Pendidikan Harus Berbasis Seni Budaya 

Senin, 26 Juli 2010 | 19:32 WIB
AP
Indonesian President Susilo Bambang Yudhoyono

GIANYAR, KOMPAS.com – Presiden Susilo Bambang Yudhoyono meminta agar pendidikan Indonesia dari tingkat paling awal hingga tinggi tidak jauh dari pengembangan seni, budaya, dan olahraga.

Pendidikan seni dan budaya membuat bangsa Indonesia menghargai satu sama lain, saling menyayangi, rukun, berwatak baik, senang kedamaian, dan tidak menyukai kekerasan.

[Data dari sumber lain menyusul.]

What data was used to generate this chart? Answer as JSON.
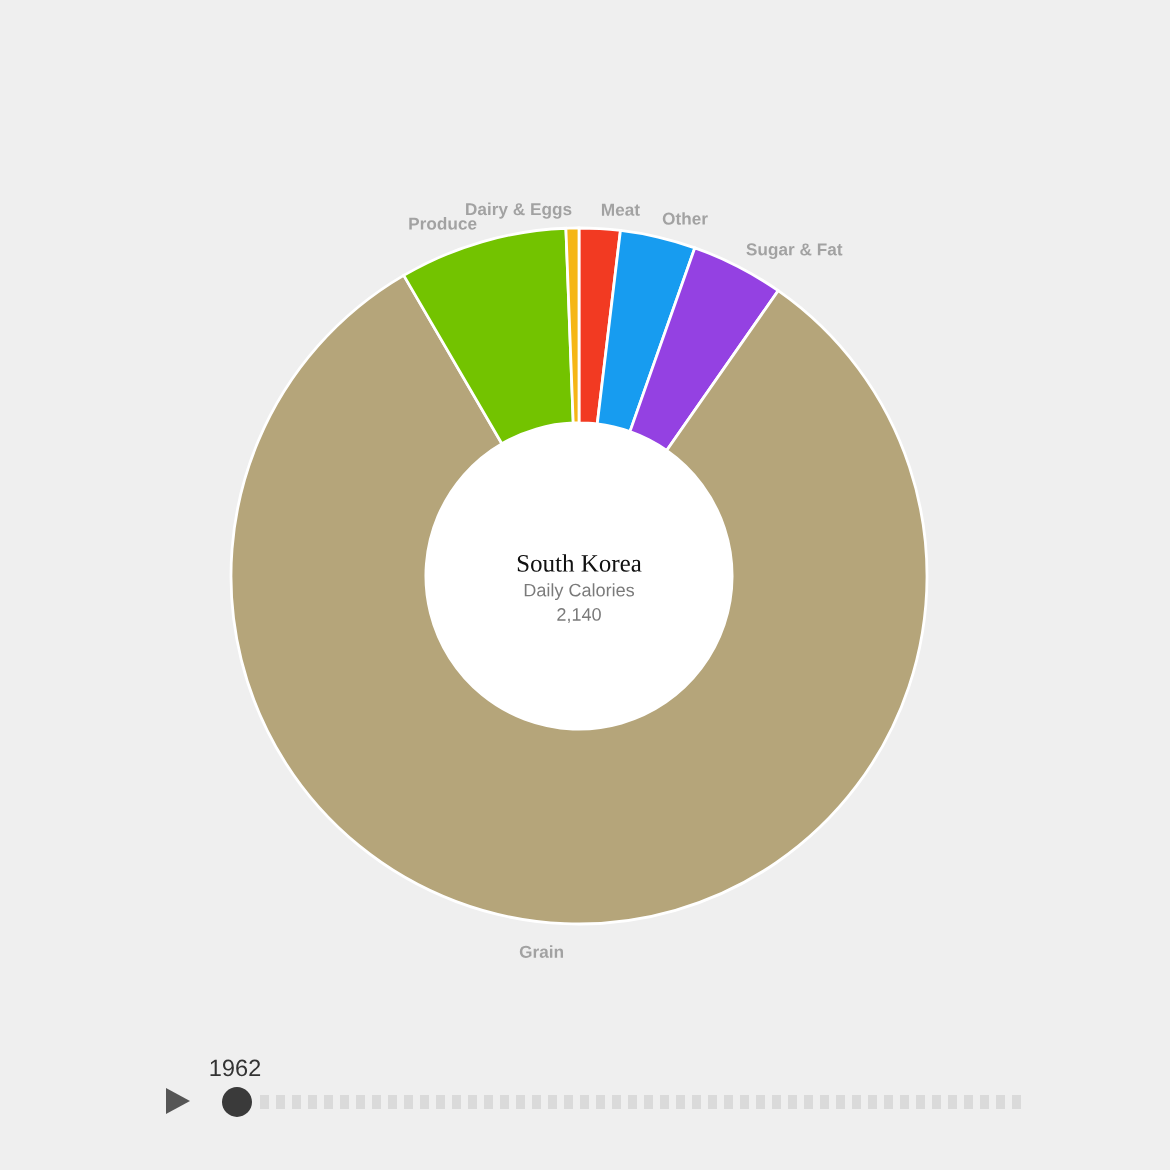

Itu dibangun melalui pendidikan seni dan budaya.
— Susilo Bambang Yudhoyono

“Bangsa ini harus mengembangkan dua sistem penting seni budaya dan olahraga,” kata Presiden saat memberikan sambutan pada Lomba Cipta Seni Pelajar Tingkat Nasional di Istana Tampaksiring, Bali, Senin.

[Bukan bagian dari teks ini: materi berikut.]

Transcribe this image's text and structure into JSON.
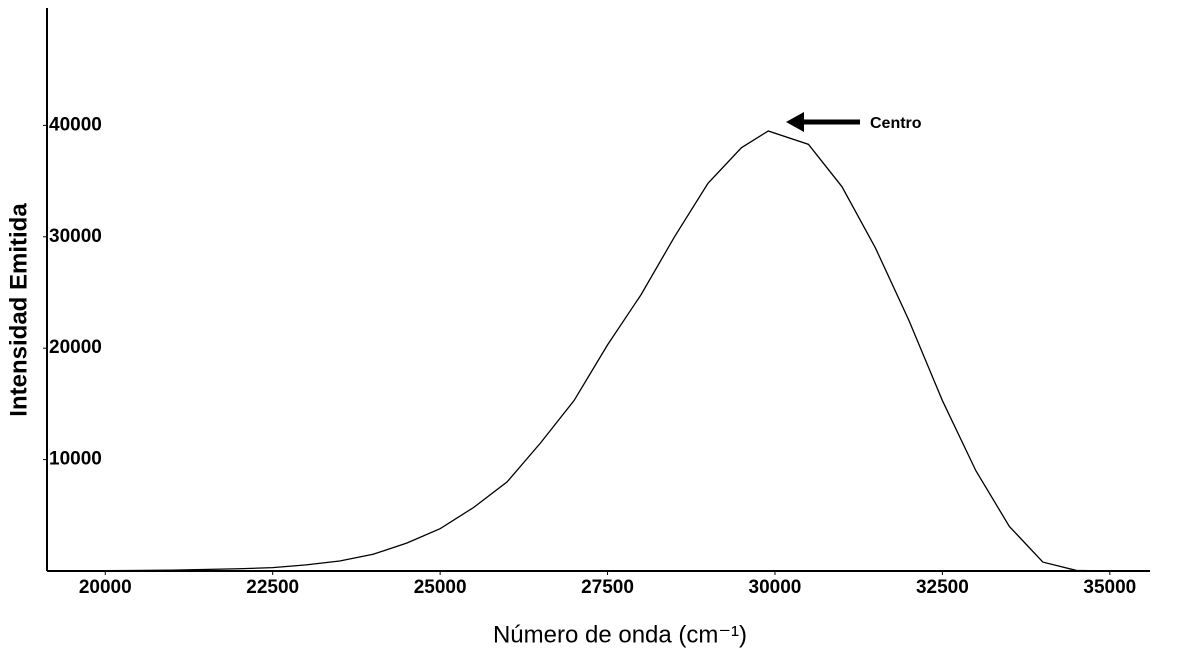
{
  "chart_data": {
    "type": "line",
    "x_label": "Número de onda (cm⁻¹)",
    "y_label": "Intensidad Emitida",
    "annotation": "Centro",
    "color": "#000000",
    "xlim": [
      19130,
      35600
    ],
    "ylim": [
      0,
      50000
    ],
    "xticks": [
      20000,
      22500,
      25000,
      27500,
      30000,
      32500,
      35000
    ],
    "yticks": [
      10000,
      20000,
      30000,
      40000
    ],
    "grid": false,
    "x": [
      19130,
      20000,
      21000,
      22000,
      22500,
      23000,
      23500,
      24000,
      24500,
      25000,
      25500,
      26000,
      26500,
      27000,
      27500,
      28000,
      28500,
      29000,
      29500,
      29900,
      30500,
      31000,
      31500,
      32000,
      32500,
      33000,
      33500,
      34000,
      34500,
      35000,
      35600
    ],
    "values": [
      0,
      30,
      80,
      200,
      300,
      550,
      900,
      1500,
      2500,
      3800,
      5700,
      8000,
      11500,
      15300,
      20300,
      24800,
      30000,
      34800,
      38000,
      39500,
      38300,
      34500,
      29000,
      22500,
      15300,
      9000,
      4000,
      800,
      50,
      0,
      0
    ]
  }
}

Menurut Kepala Negara, pendidikan seni dan budaya membuat bangsa Indonesia menghargai satu sama lain, saling menyayangi, rukun, berwatak baik, senang kedamaian, dan tidak menyukai kekerasan. “Itu yang dibangun melalui pendidikan seni dan budaya,” katanya.

Sementara olahraga, kata Presiden, penting untuk menciptakan prestasi bagi bangsa sekaligus membangun sifat ksatria dan sportivitas. “Saya pesan pada Mendiknas agar memberikan atensi sehingga pendidikan dari paling awal hingga tinggi untuk tidak jauh dari pendidikan seni dan budaya,” katanya.

Pada kesempatan itu Kepala Negara dan Ibu Ani Yudhoyono menyerahkan piala dan penghargaan kepada juara pertama hingga harapan tiga untuk kategori lomba lukis, cipta puisi, cipta lagu dan desain batik.